Sokrates - felsefede devrim yapan eski bir Yunan filozofu. Kavramları (maieutik, diyalektik) analiz etmenin benzersiz yöntemiyle, filozofların dikkatini yalnızca insanın kavrayışına değil, aynı zamanda düşünmenin önde gelen biçimi olarak teorik bilginin gelişimine de çekmiştir.
Sokrates'in biyografisi birçok ilginç gerçekle doludur. Bunlardan en büyüleyici olanını ayrı bir makalede anlattık.
Öyleyse, önünüzde Sokrates'in kısa bir biyografisi var.
Sokrates biyografisi
Sokrates'in kesin doğum tarihi bilinmemektedir. MÖ 469'da doğduğuna inanılıyor. Atina'da. Büyüdü ve Sofronisk adlı bir heykeltıraş ailesinde büyüdü.
Sokrates'in annesi Phanareta bir ebeydi. Filozofun aynı zamanda aile reisinin mirasının büyük kısmını miras bıraktığı Patroclus adında bir ağabeyi vardı.
Çocukluk ve gençlik
Sokrates, biyografisinde temel bir rol oynayan "kirli" bir günde 6 Fargelion'da doğdu. Zamanın yasalarına göre, içerik olmadan Atina hükümetinin sağlığının ömür boyu rahibi oldu.
Dahası, arkaik dönemde Sokrates, halk meclisinin karşılıklı rızasıyla feda edilebilirdi. Eski Yunanlılar, bu şekilde fedakarlığın toplumdaki sorunların çözümüne katkıda bulunduğuna inanıyorlardı.
Büyürken, Sokrates Damon, Conon, Zeno, Anaxagoras ve Archelaus'tan bilgi aldı. İlginç bir gerçek, düşünürün yaşamı boyunca tek bir kitap yazmamış olmasıdır.
Aslında Sokrates'in biyografisi, aralarında ünlü Aristoteles'in de bulunduğu öğrencilerinin ve takipçilerinin hatıralarıdır.
Socrates bilim ve felsefeye olan tutkusunun yanı sıra vatanını savunmada aktif rol aldı. Savaş alanında imrenilecek bir cesaret göstererek 3 kez askeri kampanyalara katıldı. Komutanı Alcibiades'in hayatını kurtardığı bilinen bir vaka var.
Sokrates felsefesi
Sokrates tüm düşüncelerini sözlü olarak açıkladı, bunları yazmamayı tercih etti. Ona göre, bu tür kayıtlar hafızayı yok etti ve şu ya da bu gerçeğin anlamını yitirmesine katkıda bulundu.

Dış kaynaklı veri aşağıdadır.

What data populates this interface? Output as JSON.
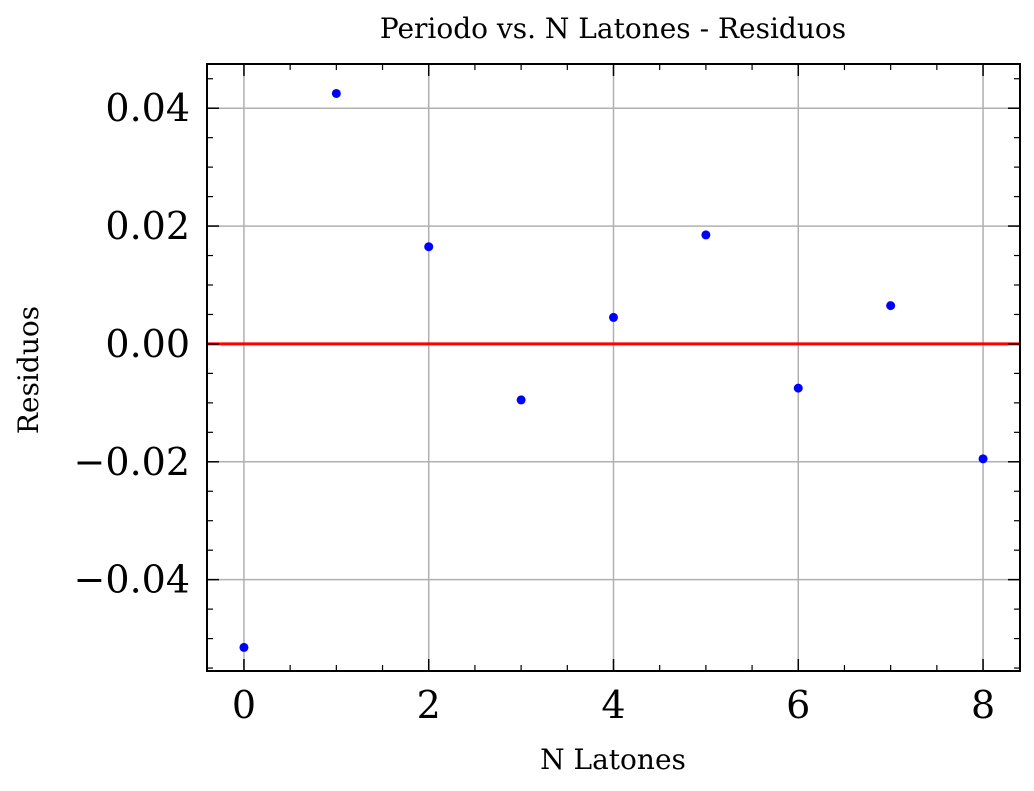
{
  "chart_data": {
    "type": "scatter",
    "title": "Periodo vs. N Latones - Residuos",
    "xlabel": "N Latones",
    "ylabel": "Residuos",
    "xlim": [
      -0.4,
      8.4
    ],
    "ylim": [
      -0.0555,
      0.0475
    ],
    "xticks": [
      0,
      2,
      4,
      6,
      8
    ],
    "xtick_labels": [
      "0",
      "2",
      "4",
      "6",
      "8"
    ],
    "yticks": [
      -0.04,
      -0.02,
      0.0,
      0.02,
      0.04
    ],
    "ytick_labels": [
      "−0.04",
      "−0.02",
      "0.00",
      "0.02",
      "0.04"
    ],
    "grid": true,
    "reference_line": {
      "y": 0.0,
      "color": "#ff0000"
    },
    "series": [
      {
        "color": "#0000ff",
        "x": [
          0,
          1,
          2,
          3,
          4,
          5,
          6,
          7,
          8
        ],
        "y": [
          -0.0515,
          0.0425,
          0.0165,
          -0.0095,
          0.0045,
          0.0185,
          -0.0075,
          0.0065,
          -0.0195
        ]
      }
    ]
  }
}
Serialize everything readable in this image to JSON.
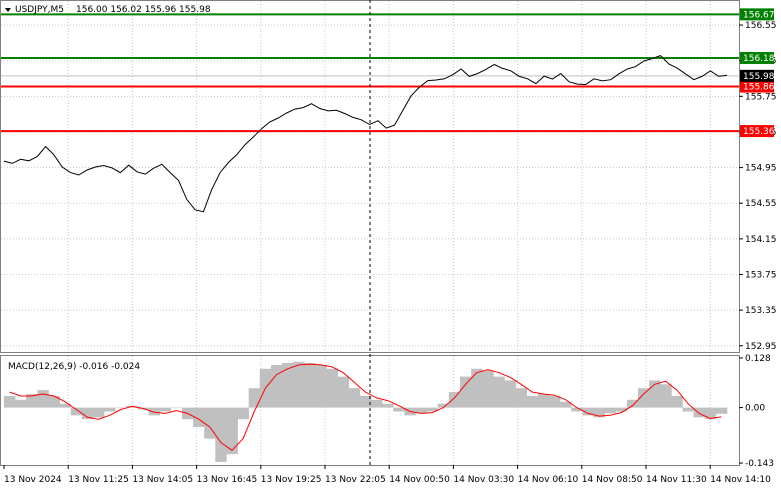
{
  "header": {
    "symbol": "USDJPY,M5",
    "ohlc": "156.00 156.02 155.96 155.98"
  },
  "macd_header": "MACD(12,26,9) -0.016 -0.024",
  "colors": {
    "price_line": "#000000",
    "green_level": "#008000",
    "red_level": "#ff0000",
    "current_price_bg": "#000000",
    "macd_hist": "#c0c0c0",
    "macd_signal": "#ff0000",
    "grid": "#c8c8c8"
  },
  "levels": [
    {
      "value": 156.67,
      "label": "156.67",
      "color": "green"
    },
    {
      "value": 156.18,
      "label": "156.18",
      "color": "green"
    },
    {
      "value": 155.86,
      "label": "155.86",
      "color": "red"
    },
    {
      "value": 155.36,
      "label": "155.36",
      "color": "red"
    }
  ],
  "current_price": {
    "value": 155.98,
    "label": "155.98"
  },
  "chart_data": {
    "type": "line",
    "title": "USDJPY,M5",
    "price_axis": {
      "ylim": [
        152.88,
        156.82
      ],
      "ticks": [
        "156.55",
        "156.15",
        "155.75",
        "155.35",
        "154.95",
        "154.55",
        "154.15",
        "153.75",
        "153.35",
        "152.95"
      ],
      "tick_values": [
        156.55,
        156.15,
        155.75,
        155.35,
        154.95,
        154.55,
        154.15,
        153.75,
        153.35,
        152.95
      ]
    },
    "x_ticks": [
      "13 Nov 2024",
      "13 Nov 11:25",
      "13 Nov 14:05",
      "13 Nov 16:45",
      "13 Nov 19:25",
      "13 Nov 22:05",
      "14 Nov 00:50",
      "14 Nov 03:30",
      "14 Nov 06:10",
      "14 Nov 08:50",
      "14 Nov 11:30",
      "14 Nov 14:10"
    ],
    "series": [
      {
        "values": [
          155.03,
          154.99,
          155.05,
          155.02,
          155.08,
          155.18,
          155.1,
          154.95,
          154.9,
          154.86,
          154.93,
          154.95,
          154.98,
          154.94,
          154.9,
          154.97,
          154.91,
          154.87,
          154.95,
          154.98,
          154.9,
          154.8,
          154.6,
          154.47,
          154.46,
          154.7,
          154.9,
          155.0,
          155.1,
          155.2,
          155.3,
          155.38,
          155.47,
          155.5,
          155.57,
          155.6,
          155.63,
          155.66,
          155.62,
          155.58,
          155.6,
          155.55,
          155.52,
          155.48,
          155.44,
          155.47,
          155.4,
          155.42,
          155.6,
          155.75,
          155.86,
          155.92,
          155.94,
          155.94,
          156.0,
          156.05,
          155.98,
          156.0,
          156.06,
          156.1,
          156.07,
          156.03,
          155.98,
          155.94,
          155.9,
          155.97,
          155.95,
          156.0,
          155.92,
          155.88,
          155.89,
          155.94,
          155.93,
          155.93,
          156.01,
          156.05,
          156.09,
          156.14,
          156.18,
          156.2,
          156.12,
          156.06,
          156.01,
          155.93,
          155.98,
          156.03,
          155.98,
          155.98
        ]
      }
    ],
    "macd": {
      "ylim": [
        -0.148,
        0.133
      ],
      "ticks": [
        "0.128",
        "0.00",
        "-0.143"
      ],
      "tick_values": [
        0.128,
        0.0,
        -0.143
      ],
      "histogram": [
        0.03,
        0.02,
        0.035,
        0.045,
        0.03,
        0.01,
        -0.02,
        -0.03,
        -0.025,
        -0.01,
        0.0,
        0.005,
        -0.005,
        -0.02,
        -0.01,
        0.0,
        -0.03,
        -0.05,
        -0.08,
        -0.14,
        -0.12,
        -0.03,
        0.05,
        0.1,
        0.11,
        0.115,
        0.118,
        0.115,
        0.11,
        0.1,
        0.08,
        0.05,
        0.03,
        0.02,
        0.01,
        -0.01,
        -0.02,
        -0.015,
        -0.01,
        0.01,
        0.04,
        0.08,
        0.1,
        0.095,
        0.08,
        0.07,
        0.05,
        0.03,
        0.035,
        0.03,
        0.015,
        -0.01,
        -0.02,
        -0.025,
        -0.015,
        -0.01,
        0.02,
        0.05,
        0.07,
        0.06,
        0.03,
        -0.01,
        -0.025,
        -0.03,
        -0.016
      ],
      "signal": [
        0.04,
        0.03,
        0.03,
        0.035,
        0.03,
        0.015,
        -0.005,
        -0.025,
        -0.03,
        -0.02,
        -0.005,
        0.003,
        -0.002,
        -0.012,
        -0.015,
        -0.008,
        -0.015,
        -0.03,
        -0.05,
        -0.09,
        -0.11,
        -0.08,
        -0.01,
        0.05,
        0.085,
        0.1,
        0.11,
        0.112,
        0.11,
        0.105,
        0.09,
        0.065,
        0.04,
        0.025,
        0.018,
        0.005,
        -0.01,
        -0.015,
        -0.013,
        0.0,
        0.025,
        0.06,
        0.09,
        0.098,
        0.09,
        0.078,
        0.06,
        0.04,
        0.035,
        0.032,
        0.02,
        0.0,
        -0.015,
        -0.022,
        -0.02,
        -0.013,
        0.005,
        0.035,
        0.06,
        0.068,
        0.045,
        0.01,
        -0.015,
        -0.028,
        -0.024
      ]
    }
  }
}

Felsefesi, etik kavramlarına ve bilgi, cesaret ve dürüstlük dahil olmak üzere erdemin çeşitli tezahürlerine dayanıyordu.
Sokrates, bilginin bir erdem olduğunu savundu. Kişi belirli kavramların özünü kavrayamazsa, o zaman erdemli olamaz, cesaret, dürüstlük, sevgi vb. Gösteremez.
Sokrates, Platon ve Xenophon'un müritleri, düşünürün kötülüğe karşı tutum hakkındaki görüşlerini farklı şekillerde tanımladılar. Birincisi, Sokrates'in düşmana yöneltildiğinde bile kötülüğe karşı olumsuz bir tavrı olduğunu belirtti. İkincisi, Sokrates'in kötülüğe koruma amacıyla gerçekleşmesi durumunda izin verdiğini söyledi.
İfadelerin bu tür çelişkili yorumları, Sokrates'in doğasında var olan öğretme tarzıyla açıklanır. Kural olarak, öğrencilerle diyaloglar yoluyla iletişim kurdu, çünkü gerçek bu iletişim biçimiyle doğdu.
Bu nedenle asker Sokrates, komutan Xenophon ile savaş hakkında konuştu ve düşmanla mücadele örneklerini kullanarak kötülüğü tartıştı. Ancak Platon barışçıl bir Atinalıydı, bu yüzden filozof başka örneklere başvurarak onunla tamamen farklı diyaloglar kurdu.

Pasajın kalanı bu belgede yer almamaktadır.